Insights from a Facebook Insider: Developing Content Moderation for the AI Era

Leadership Challenge at Facebook and the Quest for Effective Moderation

When Brett Levenson transitioned from Apple to Facebook in 2019 to spearhead business integrity, the social media platform was still grappling with the lingering repercussions of the Cambridge Analytica scandal. Initially, he believed that enhancing technology could quickly rectify Facebook’s content moderation issues.

Complexities of Content Moderation Beyond Technology

However, Levenson soon discovered that the challenges extended far beyond mere technological updates. Human reviewers were expected to memorize a dense 40-page policy document, which had been translated by machine into their native language. Tasked with evaluating flagged content in just 30 seconds, they had to make rapid decisions regarding violations and appropriate sanctions, including blocking users or limiting content distribution. Levenson’s experience revealed that these hasty judgments were only “slightly better than 50% accurate.”

The Perils of Reactive Approaches in a Rapidly Evolving Landscape

This slow and reactive approach is increasingly untenable in an environment teeming with agile and well-funded adversaries. The emergence of AI chatbots has further exacerbated content moderation issues, leading to high-profile incidents such as chatbots that inadvertently provided guidance on self-harm or generated imagery circumventing safety filters.

Innovating Content Moderation with Policy as Code

Frustrated with existing methods, Levenson conceived the idea of “policy as code,” which transforms static policy documents into executable, updatable code that is closely linked to enforcement actions. This concept paved the way for the establishment of Moonbounce, which recently secured $12 million in funding, co-led by Amplify Partners and StepStone Group.

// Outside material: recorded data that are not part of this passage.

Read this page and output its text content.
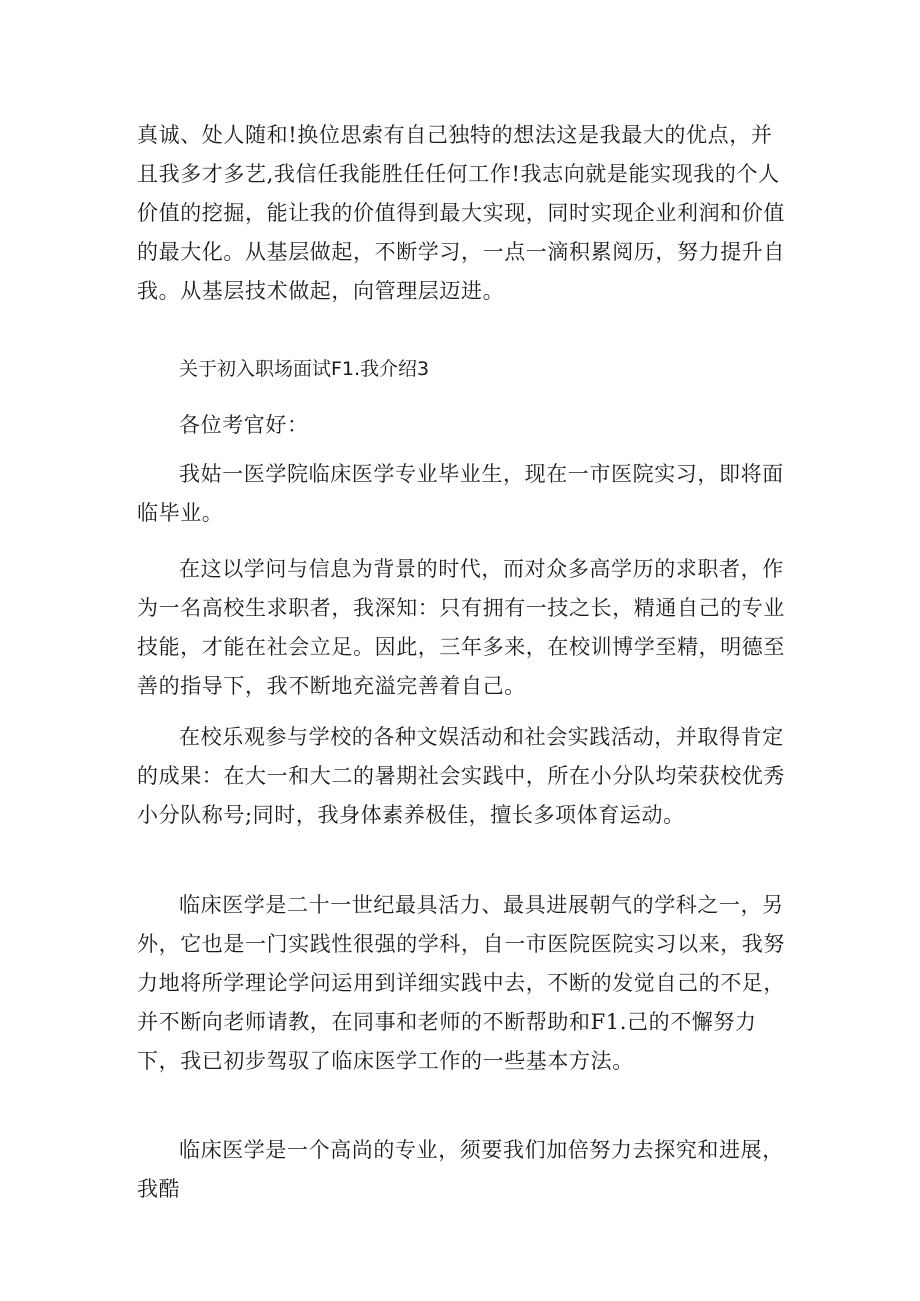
真诚、处人随和!换位思索有自己独特的想法这是我最大的优点，并且我多才多艺,我信任我能胜任任何工作!我志向就是能实现我的个人价值的挖掘，能让我的价值得到最大实现，同时实现企业利润和价值的最大化。从基层做起，不断学习，一点一滴积累阅历，努力提升自我。从基层技术做起，向管理层迈进。

关于初入职场面试F1.我介绍3

各位考官好：

我姑一医学院临床医学专业毕业生，现在一市医院实习，即将面临毕业。

在这以学问与信息为背景的时代，而对众多高学历的求职者，作为一名高校生求职者，我深知：只有拥有一技之长，精通自己的专业技能，才能在社会立足。因此，三年多来，在校训博学至精，明德至善的指导下，我不断地充溢完善着自己。

在校乐观参与学校的各种文娱活动和社会实践活动，并取得肯定的成果：在大一和大二的暑期社会实践中，所在小分队均荣获校优秀小分队称号;同时，我身体素养极佳，擅长多项体育运动。

临床医学是二十一世纪最具活力、最具进展朝气的学科之一，另外，它也是一门实践性很强的学科，自一市医院医院实习以来，我努力地将所学理论学问运用到详细实践中去，不断的发觉自己的不足，并不断向老师请教，在同事和老师的不断帮助和F1.己的不懈努力下，我已初步驾驭了临床医学工作的一些基本方法。

临床医学是一个高尚的专业，须要我们加倍努力去探究和进展，我酷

Revolutionizing Content Safety for Diverse Applications

Moonbounce collaborates with various companies to implement an additional layer of safety across all content generated, whether by users or AI. The company has developed its own large language model capable of analyzing customer policy documents and evaluating content in real time, delivering responses within 300 milliseconds. Depending on client needs, Moonbounce can slow content distribution for later review or block high-risk material immediately.

Expanding Impact Across Multiple Sectors

The company currently focuses on three primary sectors: platforms that handle user-generated content like dating applications, AI firms developing interactive characters, and AI image generation technologies. As Levenson noted, Moonbounce is already managing more than 40 million daily reviews and serving over 100 million active users. Key customers include AI companion startup Channel AI, and image generation companies like Civitai, along with character roleplay platforms such as Dippy AI and Moescape.

Integrating Safety as a Competitive Advantage

Levenson emphasizes that safety can be a significant product benefit, shifting the narrative from simply addressing safety concerns to embedding them within the product itself. This perspective allows customers to innovate in ways that make safety a cornerstone of their offerings. For example, Tinder’s head of trust and safety recently highlighted how their platform utilizes similar LLM-powered services to achieve a tenfold improvement in detection accuracy.

Navigating the Complex Landscape of AI Safety

As AI firms face increasing legal and reputational scrutiny, particularly concerning the behavior of chatbots that have reportedly led vulnerable users toward self-harm, the demand for robust safety infrastructure grows. Levenson pointed out that many AI companies are now seeking external support to enhance their safety frameworks. Moonbounce serves as an intermediary, positioned between users and chatbots, focused solely on enforcing rules in real-time.

Future Developments and Ethical Considerations

Looking ahead, Levenson and his team aim to introduce “iterative steering,” a response mechanism to address sensitive topics with conversational redirection rather than outright rejection. This real-time intervention would guide chatbots toward more supportive responses when harmful subjects arise. While contemplating the company’s future, Levenson acknowledges the potential compatibility of Moonbounce’s technology with platforms like Meta, yet he remains cautious about the implications of an acquisition that could limit broader accessibility.